The Scriptures are a kind of testimony about how things started, how God interacted with the people He created, what He put into place to help them figure out how to live in a way that works, and what happened when they didn't. If you can put together the prophets with the events of the roughly 300 years that Israel was a nation, you can see that all those woe-to-you prophecies were because the people were so corrupted in their thinking that they were sacrificing their own children thinking that this one living and loving God wanted them to do this. (If you look in the early books of the law, you see that God warned them long before that they would end up at this awful point if they didn't take care, but they overall didn't listen.) Fast forward several silent hundreds of years and we get another picture of that same God, Jesus who fleshed out the example of how God wanted us to live. I can't imagine it was easy living without sin - just think how hard it is for some people simply to avoid sweets when they are diabetic! And then He took on all the punishment for what people have done to themselves, to each other, and towards God. This is a big deal.
So why do we have so many debates? I think several things play into it. People only want to follow God just so far, so we all have to twist the words a bit to be comfortable where we think we need to be. Then we seem to want to try to make everyone else be in that same place. And along the same lines, people are still trying to be "better than" each other rather than better than they were and staying busy working on the beam in their own eyes to better see the measure of Christ in our own lives. The Pharisees/Sadduccees/other sects/scholars/philosophers and the religious hypocrites (play actors) didn't disappear over time. They were there in the scriptures and they are still with us. Some of them ARE us. They went their own way and tried to pull a following after themselves. And we do have 2 thousand years of cumulative error in church history with each break-off from the last "orthodoxy" thinking they have arrived and the rest are all wrong - another case of thinking we each have arrived and can check off all the boxes for God's acceptance while we despise the others for not agreeing with us. All that...and we still have the promise of a certain end of this present age.

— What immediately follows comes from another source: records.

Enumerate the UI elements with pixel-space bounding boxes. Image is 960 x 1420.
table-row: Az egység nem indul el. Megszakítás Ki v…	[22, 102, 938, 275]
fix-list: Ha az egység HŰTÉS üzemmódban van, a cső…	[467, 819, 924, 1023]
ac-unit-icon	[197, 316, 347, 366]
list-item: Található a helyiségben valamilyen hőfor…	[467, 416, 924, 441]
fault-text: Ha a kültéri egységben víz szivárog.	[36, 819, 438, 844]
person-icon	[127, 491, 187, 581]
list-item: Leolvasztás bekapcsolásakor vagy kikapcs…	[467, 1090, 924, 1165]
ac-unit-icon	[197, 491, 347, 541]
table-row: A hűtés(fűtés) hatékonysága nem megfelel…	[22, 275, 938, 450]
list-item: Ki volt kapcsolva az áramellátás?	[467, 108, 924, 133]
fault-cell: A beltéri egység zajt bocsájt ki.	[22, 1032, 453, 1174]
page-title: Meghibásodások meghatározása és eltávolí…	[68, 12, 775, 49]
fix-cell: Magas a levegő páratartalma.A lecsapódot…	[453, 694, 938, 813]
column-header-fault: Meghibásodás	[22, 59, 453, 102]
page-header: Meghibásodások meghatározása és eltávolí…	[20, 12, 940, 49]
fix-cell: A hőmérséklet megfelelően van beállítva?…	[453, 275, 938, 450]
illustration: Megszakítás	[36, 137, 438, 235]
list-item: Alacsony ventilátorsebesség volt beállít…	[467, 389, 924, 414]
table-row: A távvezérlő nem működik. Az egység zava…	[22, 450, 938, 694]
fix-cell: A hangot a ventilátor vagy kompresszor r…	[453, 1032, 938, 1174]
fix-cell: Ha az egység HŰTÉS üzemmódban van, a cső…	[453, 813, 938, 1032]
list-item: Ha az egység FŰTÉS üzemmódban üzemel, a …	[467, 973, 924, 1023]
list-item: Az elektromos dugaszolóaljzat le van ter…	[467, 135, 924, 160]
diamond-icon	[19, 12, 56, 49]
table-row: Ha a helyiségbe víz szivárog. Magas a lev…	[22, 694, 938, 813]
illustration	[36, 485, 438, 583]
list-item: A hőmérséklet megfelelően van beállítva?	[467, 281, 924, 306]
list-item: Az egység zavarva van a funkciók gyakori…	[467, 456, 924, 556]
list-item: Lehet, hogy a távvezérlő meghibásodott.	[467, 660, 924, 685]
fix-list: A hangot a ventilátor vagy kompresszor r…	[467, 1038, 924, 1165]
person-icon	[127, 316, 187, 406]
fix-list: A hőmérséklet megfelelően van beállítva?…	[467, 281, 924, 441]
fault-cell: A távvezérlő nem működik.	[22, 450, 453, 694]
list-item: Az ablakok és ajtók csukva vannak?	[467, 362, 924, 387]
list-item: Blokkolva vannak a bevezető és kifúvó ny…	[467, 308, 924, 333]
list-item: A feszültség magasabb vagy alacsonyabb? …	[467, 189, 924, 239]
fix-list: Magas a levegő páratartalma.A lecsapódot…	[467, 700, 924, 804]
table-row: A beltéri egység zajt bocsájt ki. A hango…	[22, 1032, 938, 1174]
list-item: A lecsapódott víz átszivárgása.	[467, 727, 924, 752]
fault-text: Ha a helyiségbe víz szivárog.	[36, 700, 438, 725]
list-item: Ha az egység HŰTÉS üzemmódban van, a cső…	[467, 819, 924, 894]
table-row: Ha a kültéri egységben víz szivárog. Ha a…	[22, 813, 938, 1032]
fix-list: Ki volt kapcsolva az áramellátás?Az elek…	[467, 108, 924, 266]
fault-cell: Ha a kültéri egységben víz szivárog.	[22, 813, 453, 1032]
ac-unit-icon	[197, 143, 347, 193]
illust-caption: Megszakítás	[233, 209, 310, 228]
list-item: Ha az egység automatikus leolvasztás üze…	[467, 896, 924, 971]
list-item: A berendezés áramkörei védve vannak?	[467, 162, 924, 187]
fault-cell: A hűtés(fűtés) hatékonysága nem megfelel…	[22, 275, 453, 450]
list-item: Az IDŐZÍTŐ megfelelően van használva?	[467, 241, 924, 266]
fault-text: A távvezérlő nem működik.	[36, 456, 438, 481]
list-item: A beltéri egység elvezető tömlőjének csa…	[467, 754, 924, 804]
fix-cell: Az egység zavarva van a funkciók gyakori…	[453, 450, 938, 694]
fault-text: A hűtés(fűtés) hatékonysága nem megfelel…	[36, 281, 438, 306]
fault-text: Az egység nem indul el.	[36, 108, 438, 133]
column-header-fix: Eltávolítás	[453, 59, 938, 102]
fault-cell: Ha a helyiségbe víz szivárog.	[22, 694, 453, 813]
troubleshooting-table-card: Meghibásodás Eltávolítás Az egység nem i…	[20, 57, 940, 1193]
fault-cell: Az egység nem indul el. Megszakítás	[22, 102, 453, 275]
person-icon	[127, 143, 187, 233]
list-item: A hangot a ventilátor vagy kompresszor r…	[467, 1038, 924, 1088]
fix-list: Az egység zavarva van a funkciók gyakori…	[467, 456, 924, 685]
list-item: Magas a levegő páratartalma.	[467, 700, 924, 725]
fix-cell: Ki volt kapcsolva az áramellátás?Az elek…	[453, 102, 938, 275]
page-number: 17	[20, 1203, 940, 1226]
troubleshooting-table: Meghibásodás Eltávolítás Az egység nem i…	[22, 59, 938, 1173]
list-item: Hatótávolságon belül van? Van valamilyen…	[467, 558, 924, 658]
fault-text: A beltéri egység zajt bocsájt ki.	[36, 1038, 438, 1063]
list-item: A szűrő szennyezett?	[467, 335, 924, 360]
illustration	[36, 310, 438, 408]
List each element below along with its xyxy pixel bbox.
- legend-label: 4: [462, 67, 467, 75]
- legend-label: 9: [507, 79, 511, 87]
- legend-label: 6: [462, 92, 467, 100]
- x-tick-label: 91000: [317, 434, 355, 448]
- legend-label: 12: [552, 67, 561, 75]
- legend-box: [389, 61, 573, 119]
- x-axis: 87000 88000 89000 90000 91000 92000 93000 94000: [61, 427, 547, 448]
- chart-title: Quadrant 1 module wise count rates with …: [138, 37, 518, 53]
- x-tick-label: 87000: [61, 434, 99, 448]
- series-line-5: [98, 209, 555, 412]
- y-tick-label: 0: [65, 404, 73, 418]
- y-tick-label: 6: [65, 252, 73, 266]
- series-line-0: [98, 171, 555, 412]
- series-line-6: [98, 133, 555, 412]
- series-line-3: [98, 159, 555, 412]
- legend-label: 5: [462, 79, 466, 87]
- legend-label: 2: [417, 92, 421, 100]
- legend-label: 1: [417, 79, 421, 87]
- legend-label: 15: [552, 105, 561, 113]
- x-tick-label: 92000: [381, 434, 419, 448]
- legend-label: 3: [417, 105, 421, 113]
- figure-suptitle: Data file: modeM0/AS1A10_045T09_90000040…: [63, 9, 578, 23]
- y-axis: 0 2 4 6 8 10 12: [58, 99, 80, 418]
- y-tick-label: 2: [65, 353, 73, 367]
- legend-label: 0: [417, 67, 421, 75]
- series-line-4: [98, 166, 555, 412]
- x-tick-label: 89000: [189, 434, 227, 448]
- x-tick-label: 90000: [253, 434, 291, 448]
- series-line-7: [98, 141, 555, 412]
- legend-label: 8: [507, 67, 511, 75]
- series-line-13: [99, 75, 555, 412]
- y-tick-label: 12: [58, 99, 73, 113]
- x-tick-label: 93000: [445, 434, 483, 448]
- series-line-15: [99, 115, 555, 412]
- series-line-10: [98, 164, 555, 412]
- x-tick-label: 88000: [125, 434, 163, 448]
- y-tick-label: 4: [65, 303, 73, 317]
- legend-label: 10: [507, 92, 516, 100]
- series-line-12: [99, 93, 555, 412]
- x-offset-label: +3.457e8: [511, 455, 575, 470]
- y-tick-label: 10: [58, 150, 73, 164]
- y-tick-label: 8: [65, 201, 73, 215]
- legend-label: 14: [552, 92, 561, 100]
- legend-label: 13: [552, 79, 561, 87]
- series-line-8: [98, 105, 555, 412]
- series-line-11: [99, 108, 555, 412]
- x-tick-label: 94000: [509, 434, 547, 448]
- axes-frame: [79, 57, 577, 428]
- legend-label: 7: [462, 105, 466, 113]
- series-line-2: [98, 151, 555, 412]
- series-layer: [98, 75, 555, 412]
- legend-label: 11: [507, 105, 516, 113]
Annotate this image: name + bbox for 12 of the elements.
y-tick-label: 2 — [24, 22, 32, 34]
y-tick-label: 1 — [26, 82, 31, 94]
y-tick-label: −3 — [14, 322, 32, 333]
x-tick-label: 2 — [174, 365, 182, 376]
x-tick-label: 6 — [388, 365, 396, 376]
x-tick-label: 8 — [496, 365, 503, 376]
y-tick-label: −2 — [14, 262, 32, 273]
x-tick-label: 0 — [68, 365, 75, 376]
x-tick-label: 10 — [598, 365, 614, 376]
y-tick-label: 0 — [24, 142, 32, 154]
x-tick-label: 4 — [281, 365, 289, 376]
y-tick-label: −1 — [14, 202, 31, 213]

The forum here has the unique opportunities to share additional wisdom or to perpetuate long held myths. But then, Jesus told us God's kingdom (those of us who want to live under God's rule?) would be like a field with both wheat and tares - and it's not up to us to do the weeding. He did say what would happen to both in the end, and that's probably the vital lesson. Be wheat. Work on your own chaff.
Conclusion: this walk is up to you. You've got the book in your hand if you want to study it. God is more than willing to give you all the help you need through His Holy Spirit so that you can see where others have wisdom and where they don't. Study and keep studying. Walk in it - and keep walking in it. God is interested in you and your life - and in your perseverance to the end.
OK, jumping off the soapbox now, lol - what a dynamic question. I hope the best for you!